That the Committee produced so little in competitive long-distance events was not entirely their fault. Their work-force consisted of half a dozen enthusiastic volunteers and the majority of their effort went into the creation of the race-track at Langa Langa, which during 1951 and 1952 provided many days of excitement and entertainment for the East African motoring fraternity. Red tape was just as sticky in the 1950s as it is now, and no one was able to devote the necessary time to get the more ambitious ideas moving. Even the administrative work involved in maintaining the race-track at Langa Langa eventually necessitated taking on a part-time Competitions Secretary on an honorarium.
But one very much more important factor was acting as a b eke on progress of motor sports in the Colony, and that was the increasingly serious security situation. A State of Emergency was declared in Kenya on 20th October, 1952, and it seemed unlikely that there was much immediate future for long-distance competitive motor sport.
Against this background of frustration and disappointment for would-be competitors, the much-quoted conversation took place between a member of the Competitions Committee, Erie Cecil, and his cousin Neil Vincent. Vincent was a dedicated motor sportsman, but try as they may, nobody could persuade him to compete at Langa Langa. “I can imagine nothing more boring than driving round and round the same piece of track. ” When urged to describe what would be to him an exciting event, he thought for a while and said “it would be one which covers a large mileage across all kinds of African roads. Slam the door and the first man home is the winner.”
There it was again – the same old longing for a long-distance, open road competition. Not a new song, but a haunting refrain that would not go away. Cecil and other enthusiasts such as Ian Craigie, the Competitions Secretary, pondered the problem of how to succeed where so many others had failed. Question: How to get the necessary administrative co-operation from territories outside East Africa? Answer: Don’t try. Keep the rally within the East African territories and thus have to deal with only one absolute authority, the Royal East African Automobile Association. A route starting and finishing in Nairobi and circumnavigating Lake Victoria in either a clockwise or anticlockwise direction was considered most suitable, with Controls at Jinja, Bukoba and Mwanza. Question: How to get the idea approved by the ‘establishment’ of the REAAA and the Competitions Committee, particularly in the difficult security situation prevailing? Answer: Appeal to the colonial establishment’s strong ties with the home country and the monarchy by making the event a tribute from the motoring public of East Africa to the young Queen Elizabeth II on the occasion of her forthcoming Coronation on June 2nd 1953.

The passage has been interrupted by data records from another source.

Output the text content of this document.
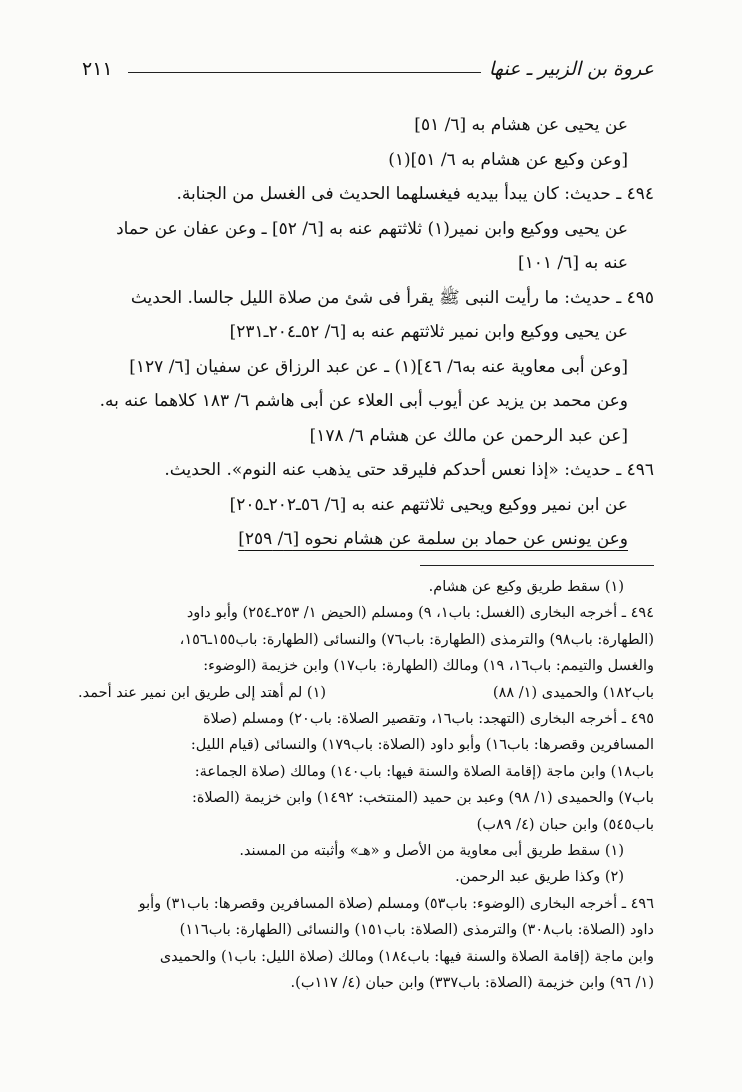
عروة بن الزبير ـ عنها
٢١١

عن يحيى عن هشام به [٦/ ٥١]

[وعن وكيع عن هشام به ٦/ ٥١](١)

٤٩٤ ـ حديث: كان يبدأ بيديه فيغسلهما الحديث فى الغسل من الجنابة.

عن يحيى ووكيع وابن نمير(١) ثلاثتهم عنه به [٦/ ٥٢] ـ وعن عفان عن حماد

عنه به [٦/ ١٠١]

٤٩٥ ـ حديث: ما رأيت النبى ﷺ يقرأ فى شئ من صلاة الليل جالسا. الحديث

عن يحيى ووكيع وابن نمير ثلاثتهم عنه به [٦/ ٥٢ـ٢٠٤ـ٢٣١]

[وعن أبى معاوية عنه به٦/ ٤٦](١) ـ عن عبد الرزاق عن سفيان [٦/ ١٢٧]

وعن محمد بن يزيد عن أيوب أبى العلاء عن أبى هاشم ٦/ ١٨٣ كلاهما عنه به.

[عن عبد الرحمن عن مالك عن هشام ٦/ ١٧٨]

٤٩٦ ـ حديث: «إذا نعس أحدكم فليرقد حتى يذهب عنه النوم». الحديث.

عن ابن نمير ووكيع ويحيى ثلاثتهم عنه به [٦/ ٥٦ـ٢٠٢ـ٢٠٥]

وعن يونس عن حماد بن سلمة عن هشام نحوه [٦/ ٢٥٩]

(١) سقط طريق وكيع عن هشام.

٤٩٤ ـ أخرجه البخارى (الغسل: باب١، ٩) ومسلم (الحيض ١/ ٢٥٣ـ٢٥٤) وأبو داود

(الطهارة: باب٩٨) والترمذى (الطهارة: باب٧٦) والنسائى (الطهارة: باب١٥٥ـ١٥٦،

والغسل والتيمم: باب١٦، ١٩) ومالك (الطهارة: باب١٧) وابن خزيمة (الوضوء:

باب١٨٢) والحميدى (١/ ٨٨)
(١) لم أهتد إلى طريق ابن نمير عند أحمد.

٤٩٥ ـ أخرجه البخارى (التهجد: باب١٦، وتقصير الصلاة: باب٢٠) ومسلم (صلاة

المسافرين وقصرها: باب١٦) وأبو داود (الصلاة: باب١٧٩) والنسائى (قيام الليل:

باب١٨) وابن ماجة (إقامة الصلاة والسنة فيها: باب١٤٠) ومالك (صلاة الجماعة:

باب٧) والحميدى (١/ ٩٨) وعبد بن حميد (المنتخب: ١٤٩٢) وابن خزيمة (الصلاة:

باب٥٤٥) وابن حبان (٤/ ٨٩ب)

(١) سقط طريق أبى معاوية من الأصل و «هـ» وأثبته من المسند.

(٢) وكذا طريق عبد الرحمن.

٤٩٦ ـ أخرجه البخارى (الوضوء: باب٥٣) ومسلم (صلاة المسافرين وقصرها: باب٣١) وأبو

داود (الصلاة: باب٣٠٨) والترمذى (الصلاة: باب١٥١) والنسائى (الطهارة: باب١١٦)

وابن ماجة (إقامة الصلاة والسنة فيها: باب١٨٤) ومالك (صلاة الليل: باب١) والحميدى

(١/ ٩٦) وابن خزيمة (الصلاة: باب٣٣٧) وابن حبان (٤/ ١١٧ب).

The idea worked, and approval in principle was given by the REAAA. The matter was taken to the Committee, Colonel Manton suggested a name for the fledgling event, and Minute 115 of a meeting held on 21st January 1953 states:
“Coronation Safari: The question of a race from Nairobi round Lake Victoria and back was discussed, and the following points approved:
(a) The event shall be called the Coronation Safari, and for obvious reasons it was not to be suggested that the event was an out-and-out race, but would rather be on the lines that the event was a reliability trial.
(b) The Chairman (Colonel Manton) would send off a letter to all parties likely to be interested, but using care as to the wording of such a letter, bearing in mind the uncertain state of the country at this moment. Such a letter would in the first instance be sent to the trade and oil and tyre companies, with a view to obtaining their reactions as to support by them of such an event.